Friday 10 February 2012

Marble Cheese Cake

I have almost not wanted to post this cake. I didn't mix the egg yolks and egg whites batter fully, resulting in the hardened cheese visible at the bottom. I only realized that when I poured the batter to the cake tin for baking. I cringed to see the egg yolks-cheese batter not mixed at the bottom of the pan where I cooked the cheese-butter mixture. Thinking back, maybe I should just discard the unmixed portion of the egg yolks-cheese batter. But taste wise, it was really good. Since this is my maiden try on baked cheesecake in water bath, I think I can forgive myself....haha...

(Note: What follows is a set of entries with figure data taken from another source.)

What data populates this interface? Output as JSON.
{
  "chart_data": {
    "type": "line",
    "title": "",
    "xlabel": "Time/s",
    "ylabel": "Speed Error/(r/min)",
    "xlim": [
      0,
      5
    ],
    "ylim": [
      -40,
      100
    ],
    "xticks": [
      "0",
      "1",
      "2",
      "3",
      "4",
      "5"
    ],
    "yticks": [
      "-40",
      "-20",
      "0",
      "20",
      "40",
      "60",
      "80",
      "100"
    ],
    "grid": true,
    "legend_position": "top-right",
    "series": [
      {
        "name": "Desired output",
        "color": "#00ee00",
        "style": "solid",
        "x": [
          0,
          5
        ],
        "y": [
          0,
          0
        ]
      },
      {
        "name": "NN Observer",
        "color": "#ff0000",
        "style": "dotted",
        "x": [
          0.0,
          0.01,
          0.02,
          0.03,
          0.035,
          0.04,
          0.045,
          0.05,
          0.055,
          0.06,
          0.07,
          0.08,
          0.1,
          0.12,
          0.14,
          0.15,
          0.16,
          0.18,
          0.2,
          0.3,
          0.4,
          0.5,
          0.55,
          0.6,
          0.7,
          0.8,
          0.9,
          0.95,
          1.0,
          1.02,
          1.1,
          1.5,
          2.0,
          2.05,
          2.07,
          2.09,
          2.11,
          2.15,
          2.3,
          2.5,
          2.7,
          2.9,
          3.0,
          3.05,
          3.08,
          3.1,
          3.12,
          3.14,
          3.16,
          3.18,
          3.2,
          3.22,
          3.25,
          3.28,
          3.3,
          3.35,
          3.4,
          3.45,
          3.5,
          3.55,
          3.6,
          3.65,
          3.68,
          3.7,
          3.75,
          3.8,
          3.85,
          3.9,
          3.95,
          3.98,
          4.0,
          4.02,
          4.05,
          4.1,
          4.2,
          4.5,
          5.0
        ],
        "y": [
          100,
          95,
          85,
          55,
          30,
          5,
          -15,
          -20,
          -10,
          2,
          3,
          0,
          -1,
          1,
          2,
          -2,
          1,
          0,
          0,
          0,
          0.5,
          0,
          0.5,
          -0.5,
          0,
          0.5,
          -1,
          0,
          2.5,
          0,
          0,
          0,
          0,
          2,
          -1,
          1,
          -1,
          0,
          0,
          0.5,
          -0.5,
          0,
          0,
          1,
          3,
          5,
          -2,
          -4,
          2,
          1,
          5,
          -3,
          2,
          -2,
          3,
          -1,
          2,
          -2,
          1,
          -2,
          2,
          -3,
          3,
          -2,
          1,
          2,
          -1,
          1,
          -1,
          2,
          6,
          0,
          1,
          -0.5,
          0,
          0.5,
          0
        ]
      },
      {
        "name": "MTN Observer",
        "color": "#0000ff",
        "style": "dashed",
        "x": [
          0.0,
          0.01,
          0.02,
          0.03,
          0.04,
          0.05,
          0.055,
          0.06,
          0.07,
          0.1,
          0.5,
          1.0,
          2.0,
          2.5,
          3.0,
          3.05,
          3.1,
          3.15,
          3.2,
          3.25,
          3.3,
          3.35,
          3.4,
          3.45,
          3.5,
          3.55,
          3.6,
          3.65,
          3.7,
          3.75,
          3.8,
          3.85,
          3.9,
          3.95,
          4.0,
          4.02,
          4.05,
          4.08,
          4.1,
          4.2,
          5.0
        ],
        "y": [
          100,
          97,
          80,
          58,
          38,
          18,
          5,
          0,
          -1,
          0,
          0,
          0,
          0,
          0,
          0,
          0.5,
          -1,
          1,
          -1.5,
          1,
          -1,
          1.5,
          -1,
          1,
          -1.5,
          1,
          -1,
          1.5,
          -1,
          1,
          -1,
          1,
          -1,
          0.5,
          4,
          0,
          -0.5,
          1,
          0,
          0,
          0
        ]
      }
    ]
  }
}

I used the fingers sponge used to make tiramisu as I didn't have the time to bake a sponge cake as the base. I was tempting the make the normal digestive biscuits base but Kitchen Corner said in her comments (where this recipe is adapted from http://gracekitchencorner.blogspot.com/2010/03/marble-soft-cheesecake.html), the digestive biscuits base may not suitable as it may be too hard if paired up with the very soft cheese cake layer. So, I dip the fingers sponge into a coffee and rum mixture to act as the base and then pour the cheese batter on top.

I will definitely make this again with a sponge cake base next time.

The harder cheese mixture at the bottom, it is probably heavy,
so it sank to the bottom and pushed the lady fingers
layer to the middle

Ingredients:
For the cream cheese layer:
  • 160g cream cheese
  • 50ml whippping cream
  • 70ml milk
  • 60g unsalted butter
  • 100g caster sugar
  • 30g corn flour
  • 1 teaspoon vanilla extract
  • 4 egg yolks
  • 4 egg whites
  • 1 teaspoon cream of tartar
  • 1 tablespoon cocoa powder
For the sponge base:
  • 4 tbsp coffee
  • 1 tbsp dark rum
  • 10 lady fingers (more or less - I didn't note down the actual numbers, some are broken into 2 to fit the cake tin and some went into my stomach)
Method:

  1. Melt cream cheese, whipping cream, milk and butter over double boiler. Stir occasionally until smooth. Remove from heat.
  2. Add in 50g of sugar, corn flour, vanilla and egg yolks then stir well.
  3. Line an 8-inch round cake pan. If you have a springform pan, you don't have to do any lining. Dip (not soak) both sides of the lady fingers into the coffee-run mixture. Arrange the lady fingers at the botton of the cake tin. You may break the biscuits to fill any weird angle space in the cake tin.
  4. Beat egg white and cream of tartar in another clean bowl until mixture forms soft peaks. Gradually add in the rest of sugar, continue beating until frothy and stiff peaks form.
  5. Gently fold beaten egg white foam into cheese mixture until blended.
  6. Stir 80g of cheese mixture with cocoa powder until well combined. (Now, I think this means stir into mixture in step 5, I actually stirred the mixture into step 2, so my cocoa cheese mixture in not visible)
  7. Pour vanilla cheese mixture into cake tin. Drizzle some cocoa cheese mixture over the surface and draw marble pattern with skewer. Place the baking pan in a large tray.
I don't have a springform pan, so I lined the cake so the cake
be easily removed.
8. Pour enough hot water into larger tray to come half way up sides of baking pan. Bake in preheated oven at 140C for 30 minutes. Reduce heat to 120C and continue bake for 30 minutes.
9. Remove from heat and leave to cool. Chill in the fridge for overnight before serve.





After slicing, the taste is good though.